The Difference Between Want and Need
A father's job is that of protector, provider, and teacher. He guides his children as best he can through a goofy world full of weirdos, and he tries to give them the best advice he can. Part of that includes teaching children to balance want and need. Want drives teenagers to make poor purchasing decisions and buy old German sports cars that'll put them in the poor house with repairs. Need puts you in college with a Volvo wagon because it makes moving all your junk easier. Knowing the time to buy smart versus dumb is what dads make look easy.
The Financial Side
So you want a red Corvette as your first car? Even if it's an old beater, good luck paying for insurance. Dads are good at talking some sense into kids and getting them to look at the bigger picture. Sure, that old Camaro Z/28 is cheap and goes fast, but how many jobs are you going to need to pay for gas, tires, oil, and insurance? Here's your Volvo wagon.

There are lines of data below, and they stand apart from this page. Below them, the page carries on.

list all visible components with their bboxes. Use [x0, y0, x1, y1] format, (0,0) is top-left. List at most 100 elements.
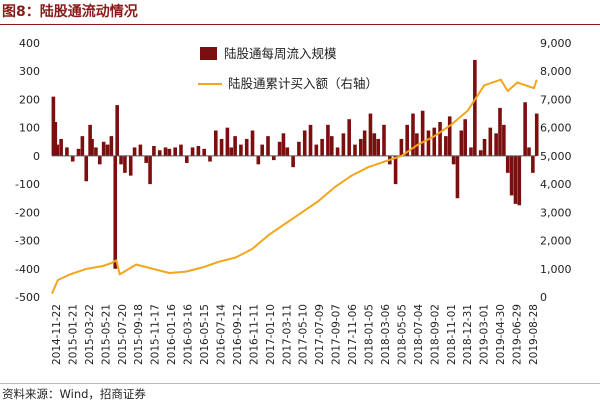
y-right-tick-label: 6,000: [540, 122, 572, 135]
bar: [90, 138, 94, 156]
legend-label-bar: 陆股通每周流入规模: [224, 46, 337, 61]
bar: [505, 155, 510, 173]
y-left-tick-label: -300: [15, 235, 40, 248]
bar: [80, 136, 85, 156]
y-left-tick-label: -200: [15, 206, 40, 219]
x-tick-label: 2019-03-01: [479, 304, 491, 365]
chart-canvas: 400 300 200 100 0 -100 -200 -300 -400 -500 9,000 8,…: [15, 37, 572, 365]
y-left-tick-label: 200: [19, 93, 40, 106]
bar: [372, 133, 377, 156]
y-right-tick-label: 7,000: [540, 93, 572, 106]
bar: [509, 155, 514, 196]
bar: [277, 141, 282, 156]
x-tick-label: 2018-07-04: [413, 304, 425, 365]
bar: [362, 130, 367, 156]
bar: [213, 130, 218, 156]
bar: [463, 119, 467, 156]
x-tick-label: 2016-11-11: [248, 304, 260, 365]
bar: [179, 144, 183, 156]
bar: [271, 155, 276, 161]
bar: [84, 155, 89, 182]
bar: [455, 155, 460, 199]
x-tick-label: 2017-07-09: [314, 304, 326, 365]
x-tick-label: 2015-05-21: [100, 304, 112, 365]
bar: [393, 155, 398, 185]
bar: [225, 127, 230, 156]
x-tick-label: 2017-01-10: [265, 304, 277, 365]
x-tick-label: 2018-05-05: [396, 304, 408, 365]
x-tick-label: 2017-03-11: [281, 304, 293, 365]
bar: [285, 147, 290, 156]
bar: [341, 133, 346, 156]
bar: [438, 122, 442, 156]
bar: [527, 147, 531, 156]
bar: [534, 113, 539, 156]
bar: [260, 144, 264, 156]
bar: [502, 124, 506, 156]
x-tick-label: 2015-09-18: [133, 304, 145, 365]
bar: [488, 127, 493, 156]
bar: [368, 113, 373, 156]
x-tick-label: 2018-01-05: [364, 304, 376, 365]
bar: [59, 138, 63, 156]
y-right-tick-label: 4,000: [540, 178, 572, 191]
bar: [478, 150, 483, 156]
bar: [101, 141, 106, 156]
bar: [128, 155, 133, 176]
bar: [88, 124, 92, 156]
x-tick-label: 2018-03-06: [380, 304, 392, 365]
bar: [123, 155, 127, 173]
bar: [97, 155, 102, 165]
bar: [167, 148, 172, 156]
bar: [281, 133, 286, 156]
bar: [157, 150, 162, 156]
bar: [473, 59, 477, 156]
bar: [347, 119, 351, 156]
bar: [432, 127, 437, 156]
bar: [447, 116, 452, 156]
bar: [202, 148, 206, 156]
x-tick-label: 2017-11-06: [347, 304, 359, 365]
figure-title: 图8：陆股通流动情况: [2, 4, 138, 20]
bar: [291, 155, 295, 168]
bar: [297, 141, 301, 156]
bar: [426, 130, 431, 156]
bar: [208, 155, 212, 162]
bar: [469, 147, 473, 156]
bar: [132, 147, 137, 156]
x-tick-label: 2014-11-22: [51, 304, 63, 365]
x-tick-label: 2015-01-21: [67, 304, 79, 365]
bar: [55, 144, 60, 156]
bar: [320, 138, 324, 156]
bar: [233, 136, 237, 156]
bar: [119, 155, 123, 165]
y-left-tick-label: -100: [15, 178, 40, 191]
bar: [482, 138, 487, 156]
bar: [65, 147, 69, 156]
y-right-tick-label: 8,000: [540, 65, 572, 78]
x-tick-label: 2016-09-12: [232, 304, 244, 365]
bar: [196, 146, 201, 156]
bar: [115, 105, 119, 156]
y-left-tick-label: -500: [15, 291, 40, 304]
y-left-tick-label: 400: [19, 37, 40, 50]
y-left-tick-label: 0: [33, 150, 40, 163]
bar: [244, 138, 249, 156]
bar: [335, 147, 340, 156]
bar: [523, 102, 527, 156]
bar: [517, 155, 522, 206]
x-tick-label: 2016-03-16: [183, 304, 195, 365]
bar: [353, 144, 357, 156]
bar: [152, 146, 156, 156]
bar: [302, 130, 307, 156]
bar: [76, 148, 81, 156]
x-tick-label: 2018-12-31: [462, 304, 474, 365]
bar: [190, 147, 195, 156]
bar: [531, 155, 535, 173]
x-tick-label: 2017-09-07: [331, 304, 343, 365]
y-right-tick-label: 2,000: [540, 235, 572, 248]
x-tick-label: 2016-05-15: [199, 304, 211, 365]
bar: [513, 155, 518, 204]
y-right-tick-label: 1,000: [540, 263, 572, 276]
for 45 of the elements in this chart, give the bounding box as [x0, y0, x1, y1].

What's Cool and What's Cruel
One of the most important things dads can teach kids is how to not look like an idiot. Dads have been around the block, they've seen some shit, they know the score. They also know that stick-on fender vents and neon green racing stripes make you look like a moron. Dads are there to carefully mold you into a proper gearhead — one that respects the past and looks for ways to build upon it in the future.